The Spin This is a natural extension of LG's successful "Life's Good" campaign, which aims to lessen consumer anxieties about high-end electronics. The message here is thus similar to the message in, say, LG's print ads touting its sleek washing machines: "Our products are for enhancing life, not impressing your friends." Granted, the spot briefly flashes 1080p at its conclusion, but that's one of the safer geek terms—remember when Jessica Simpson mentioned 1080i in that great DirecTV ad? ("I totally don't know what that means, but I want it.") Yes, this LG FullHD ad is vanilla, but that's the point—if three of the whitest, dopiest guys in history are lovin' it, than a relative sophisticate such as yourself will be even more enthralled.

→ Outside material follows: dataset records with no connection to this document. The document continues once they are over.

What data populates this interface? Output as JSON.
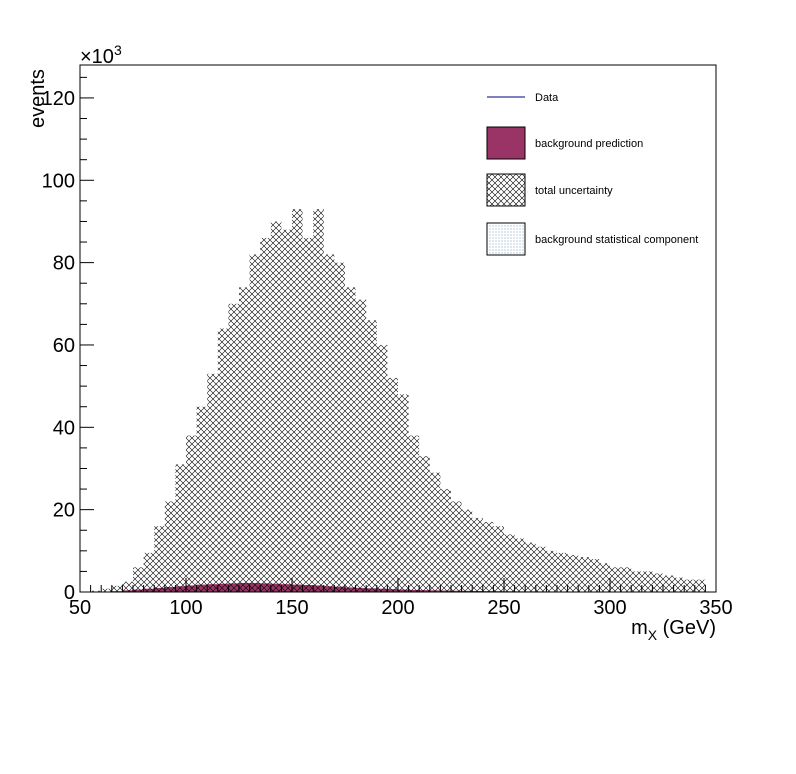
{
  "chart_data": {
    "type": "histogram",
    "x_label_main": "m",
    "x_label_sub": "X",
    "x_label_unit": " (GeV)",
    "y_label": "events",
    "y_multiplier_base": "×10",
    "y_multiplier_exp": "3",
    "xlim": [
      50,
      350
    ],
    "ylim": [
      0,
      128
    ],
    "x_ticks": [
      50,
      100,
      150,
      200,
      250,
      300,
      350
    ],
    "y_ticks": [
      0,
      20,
      40,
      60,
      80,
      100,
      120
    ],
    "bin_width": 5,
    "bin_start": 55,
    "series": [
      {
        "name": "total uncertainty",
        "values": [
          0.3,
          0.8,
          1.5,
          2.5,
          6,
          9.5,
          16,
          22,
          31,
          38,
          45,
          53,
          64,
          70,
          74,
          82,
          86,
          90,
          88,
          93,
          86,
          93,
          82,
          80,
          74,
          71,
          66,
          60,
          52,
          48,
          38,
          33,
          29,
          25,
          22,
          20,
          18,
          17,
          16,
          14,
          13,
          12,
          11,
          10,
          9.5,
          9,
          8.5,
          8,
          7,
          6,
          6,
          5,
          5,
          4.5,
          4,
          3.5,
          3,
          3
        ]
      },
      {
        "name": "background prediction",
        "values": [
          0.05,
          0.1,
          0.2,
          0.4,
          0.6,
          0.8,
          1.0,
          1.2,
          1.4,
          1.6,
          1.8,
          1.9,
          2.0,
          2.1,
          2.2,
          2.2,
          2.1,
          2.0,
          1.9,
          1.8,
          1.7,
          1.6,
          1.4,
          1.3,
          1.1,
          1.0,
          0.9,
          0.8,
          0.7,
          0.6,
          0.5,
          0.45,
          0.4,
          0.35,
          0.3,
          0.28,
          0.25,
          0.22,
          0.2,
          0.18,
          0.16,
          0.15,
          0.14,
          0.13,
          0.12,
          0.11,
          0.1,
          0.1,
          0.09,
          0.08,
          0.08,
          0.07,
          0.07,
          0.06,
          0.06,
          0.05,
          0.05,
          0.05
        ]
      }
    ],
    "legend": [
      {
        "label": "Data",
        "style": "line",
        "color": "#000080"
      },
      {
        "label": "background prediction",
        "style": "fill",
        "color": "#9b3466"
      },
      {
        "label": "total uncertainty",
        "style": "crosshatch",
        "color": "#000000"
      },
      {
        "label": "background statistical component",
        "style": "dots",
        "color": "#4a7fa8"
      }
    ],
    "legend_position": "top-right",
    "colors": {
      "background_prediction": "#9b3466",
      "data_line": "#000080",
      "hatch": "#000000",
      "stat_dots": "#4a7fa8"
    }
  }
}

Counterspin LG is definitely taking the road less traveled here. Its Korean rival Samsung is going in the opposite direction with its latest HDTVs (the one with those "super clear panels" for "blacker blacks"); it's advertising them as veritable works of art, fit for the walls of tycoons and other high rollers. Samsung's approach is definitely the more conventional one, trying to make potential customers feel as if they're buying their way into an elite club. Is LG underestimating the ego-driven aspects of the current HDTV market? Let's face it, people like to brag about their snazzy new $8,000 sets, and they're willing to learn the technical jargon in order to up their impressiveness. And they probably don't want to think of themselves as dorky, aging preppies whose idea of a fun Saturday afternoon is soberly enjoying a televised golf tournament. Perhaps a spy movie or, better yet, a Hype Williams video would've been more appealing you-are-there fare?
Takeaway I was all set to slam this ad, given my general antagonism toward golf. But I have to admit, the jarring Mentos style grew on me after repeated viewings. I can see the wisdom in creating a cross-cultural ad, especially in this day and age of the weak dollar—a lot of those LG FullHD sets are going to be sold in Europe and South Asia. But you've also got to hand it to LG for sticking to their core message, which has brought them so far in such a short period of time—am I the only one who remembers when LG was considered a decidedly low-end brand? But the chaebol has reinvented itself, in no small part because of its partnership with Philips, whose expertise in marketing appliances seems to have rubbed off on LG.
Hype-O-Meter 7 (out of 10). Yes, it's laughably bland. But LG has reinvented its brand by demystifying technology, and this commercial totally jibes with that theme. Granted, however, it's likelier to appeal to technophobes than Gizmodo readers; rarely has an HDTV ad so underplayed the innovation angle. And unlike the Mentos spots, there's a noticeable lack of zaniness—tough to imagine the Foo Fighters parodying this one.